I’ve Never Had Much Interest in the Kitavans…

…but maybe you have.

If so, click over to Science-Based Medicine for Dr. Harriet Hall’s thoughts on them and Staffan Lindeberg’s seminal nutrition study. This is her second recent post on ancestral diets (aka paleo). A snippet:

I am always suspicious of initial reports of unusually healthy or long-lived groups in remote areas, because I have so often seen such reports disconfirmed by subsequent investigations. Lindeberg’s studies were done in the early 90’s and have not been confirmed by other studies in the ensuing two decades. In the Kitava study, the ages of subjects were not objectively verifiable, but were estimated from whether or not they remembered significant historical events. The absence of heart disease and stroke was deduced by asking islanders if they had never known anyone who had the symptoms of either condition. This was reinforced by anecdotal reports from doctors who said that they didn’t see those diseases in islanders. EKGs were done on the Kitavans, but a normal EKG does not rule out atherosclerosis or cardiovascular disease. I’m not convinced that we have enough solid data to rule out the presence of cardiovascular disease or other so-called “diseases of civilization” in that population.
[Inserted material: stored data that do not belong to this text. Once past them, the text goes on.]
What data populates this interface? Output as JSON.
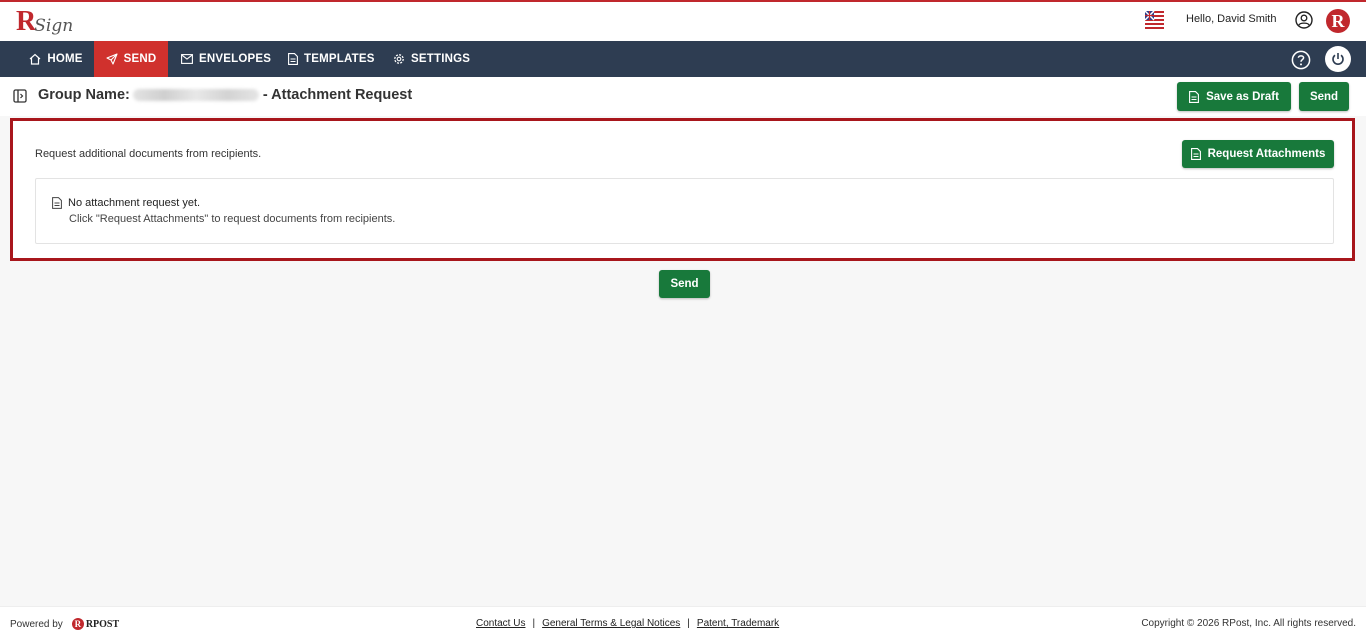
{
  "header": {
    "logo_letter": "R",
    "logo_text": "Sign",
    "greeting": "Hello, David Smith",
    "flag_icon": "us-uk-flag-icon",
    "brand_badge": "R"
  },
  "nav": {
    "items": [
      {
        "label": "HOME",
        "icon": "home-icon"
      },
      {
        "label": "SEND",
        "icon": "paper-plane-icon"
      },
      {
        "label": "ENVELOPES",
        "icon": "envelope-icon"
      },
      {
        "label": "TEMPLATES",
        "icon": "document-icon"
      },
      {
        "label": "SETTINGS",
        "icon": "gear-icon"
      }
    ],
    "active": "SEND",
    "accent_color": "#d0312d",
    "bar_color": "#2e3d52"
  },
  "subheader": {
    "group_label": "Group Name:",
    "title_suffix": "- Attachment Request",
    "save_draft_label": "Save as Draft",
    "send_label": "Send"
  },
  "main": {
    "description": "Request additional documents from recipients.",
    "request_button_label": "Request Attachments",
    "empty_title": "No attachment request yet.",
    "empty_subtitle": "Click \"Request Attachments\" to request documents from recipients.",
    "send_label": "Send"
  },
  "footer": {
    "powered_by": "Powered by",
    "rpost_logo_text": "RPOST",
    "links": [
      "Contact Us",
      "General Terms & Legal Notices",
      "Patent, Trademark"
    ],
    "copyright": "Copyright © 2026 RPost, Inc. All rights reserved."
  },
  "colors": {
    "primary_green": "#18793b",
    "brand_red": "#c0282d",
    "highlight_border": "#a8161c"
  }
}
You can guess where this is going.

Dr. Stephan Guyenet chimes in with cogent comments.

Read the whole thing.

4 responses to “I’ve Never Had Much Interest in the Kitavans…

  1. AND there are so many variables with this sort of thing even if it is verifiable. What do you do with this? Eat what they do? Mimic their physical and social activity? What if its just the water they drink or their evolutionary coronary artery dimensions?

  2. It would not be totally insane for a type 2 diabetic to limit protein
    to avoid high fasting blood sugar from gluconeogenesis as well as
    limit fat to maximize insulin sensitivity, and do away with grains and
    omega-6 oils and also have a little fish or fish oil.

  3. I wonder why no one uses it in order to discuss possible benefits of smoking.

  4. Kitavans don’t seem to get Parkinson’s disease, but no one is going to
    be able to prove they are protected from it by smoking even though the
    correlation has been statistically recognized.